Settimana caldissima quella che si apre oggi per il premier Giuseppe Conte. Al via la trattativa sul Mes, con il Pd che preme per l’ok e M5S che ufficialmente non vuole sentirne parlare ma al suo interno è spaccato anche su questo. Il voto parlamentare però non dovrebbe essere prima di fine giugno, Conte è deciso ad allontanarlo il più possibile, e magari affogarlo in un pacchetto complessivo con Recovery found, Sure e aiuti della Bei. La prima grana è la sfiducia a Bonafede.
Oggi la Boschi porterà a palazzo Chigi un documento con i punti che il partito di Renzi considera essenziali per continuare a restare nella maggioranza. L’incontro sarà con Goracci, capo gabinetto del premier. Piano shock sulle infrastrutture, politiche per la famiglia, piena rappresentanza nelle decisioni.
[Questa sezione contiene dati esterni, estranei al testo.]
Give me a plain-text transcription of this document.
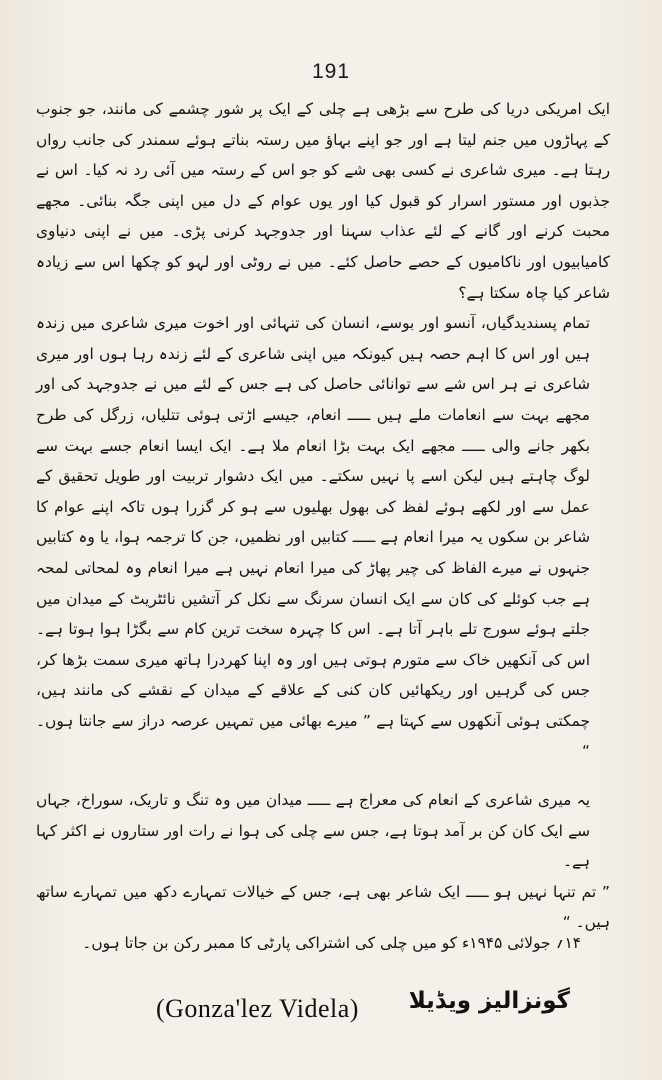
191

ایک امریکی دریا کی طرح سے بڑھی ہے چلی کے ایک پر شور چشمے کی مانند، جو جنوب کے پہاڑوں میں جنم لیتا ہے اور جو اپنے بہاؤ میں رستہ بناتے ہوئے سمندر کی جانب رواں رہتا ہے۔ میری شاعری نے کسی بھی شے کو جو اس کے رستہ میں آئی رد نہ کیا۔ اس نے جذبوں اور مستور اسرار کو قبول کیا اور یوں عوام کے دل میں اپنی جگہ بنائی۔ مجھے محبت کرنے اور گانے کے لئے عذاب سہنا اور جدوجہد کرنی پڑی۔ میں نے اپنی دنیاوی کامیابیوں اور ناکامیوں کے حصے حاصل کئے۔ میں نے روٹی اور لہو کو چکھا اس سے زیادہ شاعر کیا چاہ سکتا ہے؟

تمام پسندیدگیاں، آنسو اور بوسے، انسان کی تنہائی اور اخوت میری شاعری میں زندہ ہیں اور اس کا اہم حصہ ہیں کیونکہ میں اپنی شاعری کے لئے زندہ رہا ہوں اور میری شاعری نے ہر اس شے سے توانائی حاصل کی ہے جس کے لئے میں نے جدوجہد کی اور مجھے بہت سے انعامات ملے ہیں ـــــ انعام، جیسے اڑتی ہوئی تتلیاں، زرگل کی طرح بکھر جانے والی ـــــ مجھے ایک بہت بڑا انعام ملا ہے۔ ایک ایسا انعام جسے بہت سے لوگ چاہتے ہیں لیکن اسے پا نہیں سکتے۔ میں ایک دشوار تربیت اور طویل تحقیق کے عمل سے اور لکھے ہوئے لفظ کی بھول بھلیوں سے ہو کر گزرا ہوں تاکہ اپنے عوام کا شاعر بن سکوں یہ میرا انعام ہے ـــــ کتابیں اور نظمیں، جن کا ترجمہ ہوا، یا وہ کتابیں جنہوں نے میرے الفاظ کی چیر پھاڑ کی میرا انعام نہیں ہے میرا انعام وہ لمحاتی لمحہ ہے جب کوئلے کی کان سے ایک انسان سرنگ سے نکل کر آتشیں نائٹریٹ کے میدان میں جلتے ہوئے سورج تلے باہر آتا ہے۔ اس کا چہرہ سخت ترین کام سے بگڑا ہوا ہوتا ہے۔ اس کی آنکھیں خاک سے متورم ہوتی ہیں اور وہ اپنا کھردرا ہاتھ میری سمت بڑھا کر، جس کی گرہیں اور ریکھائیں کان کنی کے علاقے کے میدان کے نقشے کی مانند ہیں، چمکتی ہوئی آنکھوں سے کہتا ہے ” میرے بھائی میں تمہیں عرصہ دراز سے جانتا ہوں۔ “

یہ میری شاعری کے انعام کی معراج ہے ـــــ میدان میں وہ تنگ و تاریک، سوراخ، جہاں سے ایک کان کن بر آمد ہوتا ہے، جس سے چلی کی ہوا نے رات اور ستاروں نے اکثر کہا ہے۔

” تم تنہا نہیں ہو ـــــ ایک شاعر بھی ہے، جس کے خیالات تمہارے دکھ میں تمہارے ساتھ ہیں۔ “

۱۴؍ جولائی ۱۹۴۵ء کو میں چلی کی اشتراکی پارٹی کا ممبر رکن بن جاتا ہوں۔
(Gonza'lez Videla) گونزالیز ویڈیلا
Ma il segnale richiesto è soprattutto sulla giustizia, in primis sulla riforma della prescrizione e i tempi del processo. «Ci deve essere – viene spiegato – una discontinuità chiara». Insomma il premier deve apporre la sua firma sul documento.
Altrimenti Renzi darà ai suoi l’input di votare non la mozione del centrodestra, ma quella presentata ieri da Bonino di +Europa e sottoscritta anche da Richetti di Azione e da diversi senatori di FI. Nella mozione Tortora - così è stata battezzata nel giorno dell’anniversario della morte del giornalista simbolo delle vittime di malagiustizia - si chiedono le dimissioni del Guardasigilli. Mercoledì a palazzo Madama andrà ai voti, insieme a quella del centrodestra, e Renzi ha già fatto sapere che prima radunerà i suoi per decidere il da farsi. Iv è divisa. «Dare il via libera vuol dire far cadere il governo», osserva un senatore. In ogni caso per l’ex premier è il momento della verità. Conte ha già aperto al dialogo, ha fatto sapere che considererà tutte le proposte della maggioranza ma non vuole diktat.